Presidente brasileiro participa da cúpula em Nova Délhi para debater acesso e soberania digital em IA
Lula participa em Nova Délhi da cúpula global de IA, enfatizando a participação do Sul Global e o combate ao acesso desigual à tecnologia.
Lula participa da cúpula global de governança da inteligência artificial em Nova Délhi
No dia 19 de fevereiro de 2026, o presidente Luiz Inácio Lula da Silva esteve presente em Nova Délhi, Índia, para participar da cúpula global sobre governança da inteligência artificial. O evento, que reúne representantes de 50 países e cerca de 40 mil participantes, conta com a presença de importantes líderes empresariais do setor tecnológico, como Bill Gates (Microsoft), Sundar Pichai (Google) e Sam Altman (OpenAI), além do secretário-geral da ONU, António Guterres. A cúpula marca a primeira vez que um presidente brasileiro comparece a um encontro internacional de alto nível dedicado exclusivamente à inteligência artificial.
A importância simbólica da Índia como sede pela primeira vez do Sul Global
A escolha da Índia para sediar a cúpula representa um marco histórico, pois é a primeira vez que uma nação do Sul Global acolhe esse encontro anual do chamado “processo de Bletchley”, iniciado no Reino Unido em 2023. As edições anteriores passaram pela Coreia do Sul e França, sempre em países do Norte Global. A delegação brasileira destaca a relevância simbólica desse fato para reforçar a voz dos países em desenvolvimento nas discussões globais sobre tecnologias digitais e inteligência artificial.
A defesa do Sul Global e a crítica ao modelo excludente
Durante o evento, Lula defendeu que a governança da inteligência artificial não pode repetir os erros de tecnologias anteriores, como a energia nuclear, cuja difusão foi limitada a um “clube dos responsáveis” formado por países ricos. Ele alertou para os riscos do acesso desigual e defendeu um modelo que garanta soberania digital e participação ampliada dos países do Sul Global. Essa posição ecoa a histórica tese do congelamento do poder mundial, reforçando a agenda brasileira de inclusão tecnológica e cooperação internacional.

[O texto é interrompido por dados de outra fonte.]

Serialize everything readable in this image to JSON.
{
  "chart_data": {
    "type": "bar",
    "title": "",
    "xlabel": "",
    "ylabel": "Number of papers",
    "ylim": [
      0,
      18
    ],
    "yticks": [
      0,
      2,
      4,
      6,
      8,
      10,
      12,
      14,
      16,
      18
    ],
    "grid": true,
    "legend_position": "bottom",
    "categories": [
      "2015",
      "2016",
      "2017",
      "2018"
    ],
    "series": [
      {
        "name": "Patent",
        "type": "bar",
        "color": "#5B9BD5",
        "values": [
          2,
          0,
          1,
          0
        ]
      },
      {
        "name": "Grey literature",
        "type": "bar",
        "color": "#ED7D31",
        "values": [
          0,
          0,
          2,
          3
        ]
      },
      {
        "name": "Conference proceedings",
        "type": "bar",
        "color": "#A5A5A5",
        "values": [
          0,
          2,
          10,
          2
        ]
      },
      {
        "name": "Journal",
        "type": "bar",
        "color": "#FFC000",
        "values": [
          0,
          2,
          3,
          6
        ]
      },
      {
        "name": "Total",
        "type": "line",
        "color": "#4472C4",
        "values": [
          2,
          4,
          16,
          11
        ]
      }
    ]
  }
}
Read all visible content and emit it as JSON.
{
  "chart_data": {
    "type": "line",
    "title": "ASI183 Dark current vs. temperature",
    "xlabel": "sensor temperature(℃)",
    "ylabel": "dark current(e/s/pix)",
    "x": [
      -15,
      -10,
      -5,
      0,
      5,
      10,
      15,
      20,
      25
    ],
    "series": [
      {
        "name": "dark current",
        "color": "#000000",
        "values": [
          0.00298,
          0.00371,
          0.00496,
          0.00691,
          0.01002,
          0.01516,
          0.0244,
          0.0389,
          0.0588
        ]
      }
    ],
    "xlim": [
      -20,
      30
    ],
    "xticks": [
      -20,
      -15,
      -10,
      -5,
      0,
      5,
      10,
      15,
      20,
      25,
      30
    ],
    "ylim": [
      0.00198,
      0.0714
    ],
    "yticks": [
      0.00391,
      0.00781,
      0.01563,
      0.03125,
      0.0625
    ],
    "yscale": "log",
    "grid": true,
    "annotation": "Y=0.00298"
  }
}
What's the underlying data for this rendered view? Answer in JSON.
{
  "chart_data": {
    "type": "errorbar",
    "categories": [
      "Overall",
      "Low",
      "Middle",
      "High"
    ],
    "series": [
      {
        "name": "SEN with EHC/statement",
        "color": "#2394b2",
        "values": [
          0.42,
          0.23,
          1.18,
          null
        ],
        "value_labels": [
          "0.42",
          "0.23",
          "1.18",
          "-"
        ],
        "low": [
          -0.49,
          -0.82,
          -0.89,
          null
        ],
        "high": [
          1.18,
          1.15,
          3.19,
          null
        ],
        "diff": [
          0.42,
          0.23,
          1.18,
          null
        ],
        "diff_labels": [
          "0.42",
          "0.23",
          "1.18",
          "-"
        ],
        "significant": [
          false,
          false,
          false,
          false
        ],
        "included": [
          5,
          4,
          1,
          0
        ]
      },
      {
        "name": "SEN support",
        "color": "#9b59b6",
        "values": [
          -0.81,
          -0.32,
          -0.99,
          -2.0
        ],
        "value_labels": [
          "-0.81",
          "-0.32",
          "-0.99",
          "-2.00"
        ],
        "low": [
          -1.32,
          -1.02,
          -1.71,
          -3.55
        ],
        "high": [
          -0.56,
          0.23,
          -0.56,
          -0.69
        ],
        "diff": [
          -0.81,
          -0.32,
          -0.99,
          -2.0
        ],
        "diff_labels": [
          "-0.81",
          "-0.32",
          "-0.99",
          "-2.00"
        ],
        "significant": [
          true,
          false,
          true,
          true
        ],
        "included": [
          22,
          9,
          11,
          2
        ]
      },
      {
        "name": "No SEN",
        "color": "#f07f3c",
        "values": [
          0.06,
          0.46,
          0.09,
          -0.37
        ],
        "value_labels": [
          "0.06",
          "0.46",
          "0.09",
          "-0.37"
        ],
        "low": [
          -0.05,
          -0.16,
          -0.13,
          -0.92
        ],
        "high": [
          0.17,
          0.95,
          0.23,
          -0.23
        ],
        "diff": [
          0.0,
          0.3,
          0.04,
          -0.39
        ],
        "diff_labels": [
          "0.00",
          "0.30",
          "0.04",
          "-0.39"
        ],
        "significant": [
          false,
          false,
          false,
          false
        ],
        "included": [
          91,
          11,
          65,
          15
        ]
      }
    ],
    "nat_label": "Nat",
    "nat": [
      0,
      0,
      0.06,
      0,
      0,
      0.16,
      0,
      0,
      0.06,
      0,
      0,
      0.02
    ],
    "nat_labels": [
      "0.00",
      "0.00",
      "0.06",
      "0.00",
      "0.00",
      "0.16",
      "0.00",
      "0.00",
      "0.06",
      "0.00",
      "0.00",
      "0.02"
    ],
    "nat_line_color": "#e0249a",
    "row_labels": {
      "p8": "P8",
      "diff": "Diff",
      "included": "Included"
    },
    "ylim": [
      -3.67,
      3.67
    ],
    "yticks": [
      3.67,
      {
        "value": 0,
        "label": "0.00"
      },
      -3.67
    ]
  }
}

Os riscos e desafios associados à inteligência artificial
Além da inclusão, o governo brasileiro também destacou os riscos envolvidos com as novas tecnologias digitais, incluindo o potencial uso da inteligência artificial para disseminação de desinformação. A cúpula também debateu princípios amplos e flexíveis para a governança da IA, buscando evitar modelos rígidos que possam desconectar as necessidades e realidades dos países em desenvolvimento.
Brasil e Japão lideram grupo de trabalho e evento paralelo com foco na IA inclusiva
No âmbito da cúpula, Brasil e Japão copresidem um grupo de trabalho que visa discutir soluções equilibradas para o desenvolvimento da inteligência artificial. O governo brasileiro também organizou o evento paralelo “IA para o Bem de Todos”, que contou com a participação de ministros das pastas de Ciência e Tecnologia, Gestão e Inovação, Educação, Saúde e Comunicações. As ministras Luciana Santos e Esther Dweck lideraram as apresentações, reforçando a perspectiva brasileira de um uso responsável e inclusivo da inteligência artificial.
Agenda bilateral e estratégica do presidente Lula na Ásia
Após a cúpula, Lula manteve agenda bilateral com o primeiro-ministro Narendra Modi e participou de reuniões com outros líderes internacionais, incluindo Emmanuel Macron. A viagem pela Ásia, que inclui ainda compromissos na Coreia do Sul, tem como objetivo ampliar parcerias comerciais, fortalecer laços estratégicos e aumentar a presença do Brasil em fóruns globais de tecnologia e desenvolvimento econômico. A comitiva brasileira é composta por ministros e empresários, evidenciando o interesse em alavancar investimentos e cooperações tecnológicas.
Perspectivas e impacto da participação brasileira na cúpula de IA
A presença do presidente Lula em Nova Délhi eleva o protagonismo do Brasil nas negociações globais sobre inteligência artificial, especialmente no que toca à inclusão do Sul Global. A atuação brasileira busca evitar que o controle e os benefícios da IA fiquem restritos a países desenvolvidos e grandes corporações, promovendo um debate mais justo sobre soberania digital e democratização do acesso tecnológico. Essa estratégia pode influenciar a construção de normas internacionais mais flexíveis e adaptadas às diversidades econômicas e sociais do mundo contemporâneo.